Direct naar artikelinhoud

Grotere terugkeer naar buitengewoon onderwijs

Tijdens dit schooljaar kiezen meer kinderen voor het buitengewoon onderwijs. Zo'n 1.270 leerlingen gingen aanvankelijk naar een gewone school, maar werden later ingeschreven in een school voor buitengewoon onderwijs. 'Dit lijkt op een realitycheck voor het M-decreet.'

Een duidelijke beweging vanuit het gewoon naar het buitengewoon onderwijs. Dat blijkt uit inschrijvingscijfers van het ministerie van Onderwijs. Concreet gaat het om een vergelijking tussen 1 oktober 2016 en 1 februari 2017. Zo wordt duidelijk dat 158 kleuters, 770 lagere schoolleerlingen en 342 leerlingen uit het secundair onderwijs de stap naar het buitengewoon onderwijs hebben gezet.

In het eerste schooljaar na de invoering van het M-decreet, waardoor leerlingen met een beperking of leerstoornis zich kunnen inschrijven in een gewone school, tekende zich ook een terugkeerbeweging af. Alleen was die toen een stuk kleiner. Tussen 1 september 2015 en 1 februari 2016 stapten 240 leerlingen vanuit het gewoon naar het buitengewoon basisonderwijs over. In het secundair onderwijs zetten ongeveer 80 leerlingen die stap. Minister van Onderwijs Hilde Crevits (CD&V) gaf toen in het Vlaams Parlement aan dat dit aantal overeenkwam met de jaren ervoor.

"Een aantal leerlingen zal nu hebben gemerkt dat ze in het gewoon onderwijs niet de nodige ondersteuning kregen", zegt ontwikkelingspsycholoog en M-decreet-expert Wim Van den Broeck (VUB), die aangeeft dat de precieze oorzaken momenteel onduidelijk zijn. "We zien in elk geval geen massale uittocht uit het buitengewoon onderwijs. En die zal er misschien in de toekomst ook niet komen. Dit lijkt eerder op een realitycheck voor het M-decreet."

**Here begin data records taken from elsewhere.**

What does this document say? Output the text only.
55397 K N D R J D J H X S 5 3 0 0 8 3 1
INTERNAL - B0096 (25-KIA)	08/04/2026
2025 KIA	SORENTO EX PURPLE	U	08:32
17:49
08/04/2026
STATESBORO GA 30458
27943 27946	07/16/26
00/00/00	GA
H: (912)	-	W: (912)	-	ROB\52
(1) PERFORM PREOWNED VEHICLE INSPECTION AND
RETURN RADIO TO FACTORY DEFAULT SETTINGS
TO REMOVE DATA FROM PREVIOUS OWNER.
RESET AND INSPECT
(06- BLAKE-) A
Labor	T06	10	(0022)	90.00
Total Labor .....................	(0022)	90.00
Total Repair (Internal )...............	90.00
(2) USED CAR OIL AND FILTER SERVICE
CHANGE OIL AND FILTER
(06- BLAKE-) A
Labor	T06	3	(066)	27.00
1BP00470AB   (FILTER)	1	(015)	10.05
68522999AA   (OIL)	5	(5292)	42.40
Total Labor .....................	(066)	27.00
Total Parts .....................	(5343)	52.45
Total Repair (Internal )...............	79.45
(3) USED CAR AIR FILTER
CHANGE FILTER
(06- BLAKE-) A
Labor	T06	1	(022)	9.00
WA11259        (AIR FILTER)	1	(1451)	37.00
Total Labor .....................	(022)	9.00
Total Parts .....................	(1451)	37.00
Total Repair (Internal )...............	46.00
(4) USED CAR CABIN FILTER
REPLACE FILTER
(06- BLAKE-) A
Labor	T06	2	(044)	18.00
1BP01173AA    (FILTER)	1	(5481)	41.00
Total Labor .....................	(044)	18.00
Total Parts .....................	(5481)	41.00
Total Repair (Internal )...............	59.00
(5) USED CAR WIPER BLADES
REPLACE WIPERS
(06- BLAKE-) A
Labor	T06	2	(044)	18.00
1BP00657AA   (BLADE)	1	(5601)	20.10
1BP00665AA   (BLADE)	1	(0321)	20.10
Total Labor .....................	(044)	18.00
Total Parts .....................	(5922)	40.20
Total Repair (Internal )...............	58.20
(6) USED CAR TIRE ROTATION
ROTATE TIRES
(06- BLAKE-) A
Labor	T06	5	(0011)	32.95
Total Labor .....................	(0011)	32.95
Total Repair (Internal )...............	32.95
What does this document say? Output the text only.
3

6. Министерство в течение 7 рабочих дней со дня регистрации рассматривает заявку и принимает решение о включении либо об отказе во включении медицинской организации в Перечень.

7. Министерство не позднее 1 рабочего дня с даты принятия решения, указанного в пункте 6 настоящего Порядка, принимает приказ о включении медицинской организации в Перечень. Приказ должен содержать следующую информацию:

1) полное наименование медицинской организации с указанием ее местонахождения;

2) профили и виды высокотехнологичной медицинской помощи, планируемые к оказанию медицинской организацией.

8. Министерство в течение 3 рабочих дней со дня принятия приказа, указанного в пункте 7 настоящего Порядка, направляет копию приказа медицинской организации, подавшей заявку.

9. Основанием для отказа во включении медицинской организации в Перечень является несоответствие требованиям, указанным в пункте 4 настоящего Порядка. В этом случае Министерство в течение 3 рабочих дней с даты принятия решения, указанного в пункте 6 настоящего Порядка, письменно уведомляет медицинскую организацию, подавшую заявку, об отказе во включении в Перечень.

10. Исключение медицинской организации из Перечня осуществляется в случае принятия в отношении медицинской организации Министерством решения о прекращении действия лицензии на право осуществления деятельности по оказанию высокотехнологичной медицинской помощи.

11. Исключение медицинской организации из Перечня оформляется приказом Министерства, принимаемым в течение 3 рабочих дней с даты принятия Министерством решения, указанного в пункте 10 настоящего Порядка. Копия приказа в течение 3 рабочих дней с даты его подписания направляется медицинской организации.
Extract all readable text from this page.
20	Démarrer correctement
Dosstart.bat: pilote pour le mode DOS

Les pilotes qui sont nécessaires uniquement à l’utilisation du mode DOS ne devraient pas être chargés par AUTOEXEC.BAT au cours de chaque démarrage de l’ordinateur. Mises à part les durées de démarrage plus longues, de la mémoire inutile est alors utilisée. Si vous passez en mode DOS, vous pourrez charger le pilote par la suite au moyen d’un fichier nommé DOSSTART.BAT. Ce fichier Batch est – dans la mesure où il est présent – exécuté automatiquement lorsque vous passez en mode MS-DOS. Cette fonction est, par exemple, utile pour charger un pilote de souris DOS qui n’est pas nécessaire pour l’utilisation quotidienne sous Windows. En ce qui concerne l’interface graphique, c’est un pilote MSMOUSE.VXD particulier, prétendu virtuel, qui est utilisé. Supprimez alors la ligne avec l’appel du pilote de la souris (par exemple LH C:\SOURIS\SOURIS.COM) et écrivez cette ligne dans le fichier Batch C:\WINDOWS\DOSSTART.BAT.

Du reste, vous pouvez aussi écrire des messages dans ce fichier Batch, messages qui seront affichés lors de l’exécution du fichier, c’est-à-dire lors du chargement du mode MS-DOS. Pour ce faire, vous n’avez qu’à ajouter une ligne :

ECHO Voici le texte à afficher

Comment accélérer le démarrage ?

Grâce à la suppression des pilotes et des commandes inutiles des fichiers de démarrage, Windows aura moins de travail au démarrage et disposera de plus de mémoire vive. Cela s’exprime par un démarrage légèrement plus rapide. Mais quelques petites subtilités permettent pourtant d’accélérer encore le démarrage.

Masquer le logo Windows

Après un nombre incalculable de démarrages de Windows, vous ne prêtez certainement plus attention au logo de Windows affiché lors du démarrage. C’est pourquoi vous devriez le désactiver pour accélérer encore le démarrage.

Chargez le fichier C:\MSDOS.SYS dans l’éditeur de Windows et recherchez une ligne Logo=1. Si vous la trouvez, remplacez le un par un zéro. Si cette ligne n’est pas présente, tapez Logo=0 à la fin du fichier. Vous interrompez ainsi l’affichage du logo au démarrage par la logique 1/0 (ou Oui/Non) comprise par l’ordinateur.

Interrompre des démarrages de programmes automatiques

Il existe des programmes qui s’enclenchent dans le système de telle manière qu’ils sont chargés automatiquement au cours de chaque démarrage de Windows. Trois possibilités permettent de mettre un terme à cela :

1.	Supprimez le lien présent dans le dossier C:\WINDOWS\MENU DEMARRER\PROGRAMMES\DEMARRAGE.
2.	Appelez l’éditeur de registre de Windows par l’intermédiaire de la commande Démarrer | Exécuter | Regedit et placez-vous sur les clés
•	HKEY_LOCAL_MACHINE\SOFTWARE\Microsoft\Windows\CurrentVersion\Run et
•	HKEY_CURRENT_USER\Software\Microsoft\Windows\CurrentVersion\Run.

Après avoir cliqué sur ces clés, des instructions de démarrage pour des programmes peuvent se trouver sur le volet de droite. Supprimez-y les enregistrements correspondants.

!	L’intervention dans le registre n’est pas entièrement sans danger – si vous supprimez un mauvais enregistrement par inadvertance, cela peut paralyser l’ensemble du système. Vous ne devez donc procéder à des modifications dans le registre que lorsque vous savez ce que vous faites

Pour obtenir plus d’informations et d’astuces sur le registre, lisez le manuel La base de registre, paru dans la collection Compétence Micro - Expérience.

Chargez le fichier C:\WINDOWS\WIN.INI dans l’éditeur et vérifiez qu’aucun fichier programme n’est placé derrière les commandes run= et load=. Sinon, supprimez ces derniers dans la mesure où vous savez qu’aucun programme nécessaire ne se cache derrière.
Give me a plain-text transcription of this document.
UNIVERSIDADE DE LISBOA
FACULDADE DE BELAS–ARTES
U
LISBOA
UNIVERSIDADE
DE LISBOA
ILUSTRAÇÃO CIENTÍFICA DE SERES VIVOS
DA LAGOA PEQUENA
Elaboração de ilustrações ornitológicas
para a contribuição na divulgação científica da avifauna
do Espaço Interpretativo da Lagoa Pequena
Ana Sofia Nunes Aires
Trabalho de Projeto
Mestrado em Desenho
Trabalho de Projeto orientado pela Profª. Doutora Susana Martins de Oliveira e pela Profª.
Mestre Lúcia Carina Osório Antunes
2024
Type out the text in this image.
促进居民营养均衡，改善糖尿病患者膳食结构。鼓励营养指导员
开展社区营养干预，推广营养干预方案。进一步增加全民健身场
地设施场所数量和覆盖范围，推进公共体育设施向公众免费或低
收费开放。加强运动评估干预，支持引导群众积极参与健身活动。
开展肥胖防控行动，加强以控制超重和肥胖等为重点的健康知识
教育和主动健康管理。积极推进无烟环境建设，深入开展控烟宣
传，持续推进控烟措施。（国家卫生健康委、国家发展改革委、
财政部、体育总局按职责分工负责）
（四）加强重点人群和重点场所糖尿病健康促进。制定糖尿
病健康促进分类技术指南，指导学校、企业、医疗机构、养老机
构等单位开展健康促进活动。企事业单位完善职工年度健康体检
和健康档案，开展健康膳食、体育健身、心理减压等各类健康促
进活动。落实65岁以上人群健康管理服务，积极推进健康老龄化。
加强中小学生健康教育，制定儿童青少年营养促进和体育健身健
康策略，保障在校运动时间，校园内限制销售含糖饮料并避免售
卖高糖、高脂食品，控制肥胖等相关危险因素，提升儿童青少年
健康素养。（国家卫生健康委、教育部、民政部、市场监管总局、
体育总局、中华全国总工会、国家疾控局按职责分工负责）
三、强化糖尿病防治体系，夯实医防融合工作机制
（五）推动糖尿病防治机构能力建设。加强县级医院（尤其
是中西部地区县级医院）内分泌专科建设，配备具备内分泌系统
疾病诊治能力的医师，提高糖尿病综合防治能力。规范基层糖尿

Voor alle duidelijkheid: de grotere stap naar het buitengewoon onderwijs binnen dit schooljaar betekent niet dat het gewoon onderwijs minder leerlingen met specifieke onderwijsbehoeften heeft mogen verwelkomen. Het houdt hooguit in dat de daling in het buitengewoon onderwijs enigszins is afgeremd. Het totale aantal leerlingen in het buitengewoon onderwijs is tussen februari 2016 en februari 2017 immers met 1.162 tot 46.734 leerlingen gedaald.

Verder onderzoek nodig

Zowel Katholiek Onderwijs Vlaanderen als het Gemeenschapsonderwijs (GO!) geven aan dat ze de terugkeerbeweging niet hadden verwacht en stellen dat verder onderzoek noodzakelijk is. Stefan Grielens, directeur bij de koepel van de Vrije Centra voor Leerlingenbegeleiding, is eveneens verrast. "Het moet al flink mislopen om in de loop van het schooljaar de stap van het gewoon naar het buitengewoon onderwijs te zetten. Over een verslag voor toegang tot het buitengewoon onderwijs beslissen de Centra niet zomaar."

Grielens geeft wel aan dat er dit schooljaar meer inschrijvingen in het gewoon onderwijs hebben plaatsgevonden onder opschortende voorwaarden. "De school gaat dan na of het kind, dat al een attest heeft voor het buitengewoon onderwijs, mits aanpassingen kan worden opgevangen in het gewoon onderwijs. Na een onderzoek kan de school besluiten dat dit niet zal lukken, waardoor de leerling toch terechtkomt in het buitengewoon onderwijs. Ook horen we verhalen van ouders die dachten dat het kind in het gewoon onderwijs dezelfde ondersteuning zou krijgen, maar na enige tijd concludeerden dat dit niet het geval is."

Veel expertise

Minister Crevits geeft aan dat er veel expertise aanwezig is in het buitengewoon onderwijs. "Als dat de beste plaats is voor leerlingen met een specifieke onderwijsbehoefte, dan is het belangrijk dat die leerlingen daar les kunnen volgen. Als scholen uit gewoon onderwijs, samen met de ouders en het CLB (centrum voor leerlingenbegeleiding) in de loop van het jaar vaststellen dat een leerling gebaat is bij buitengewoon onderwijs, dan kan die leerling de overstap maken."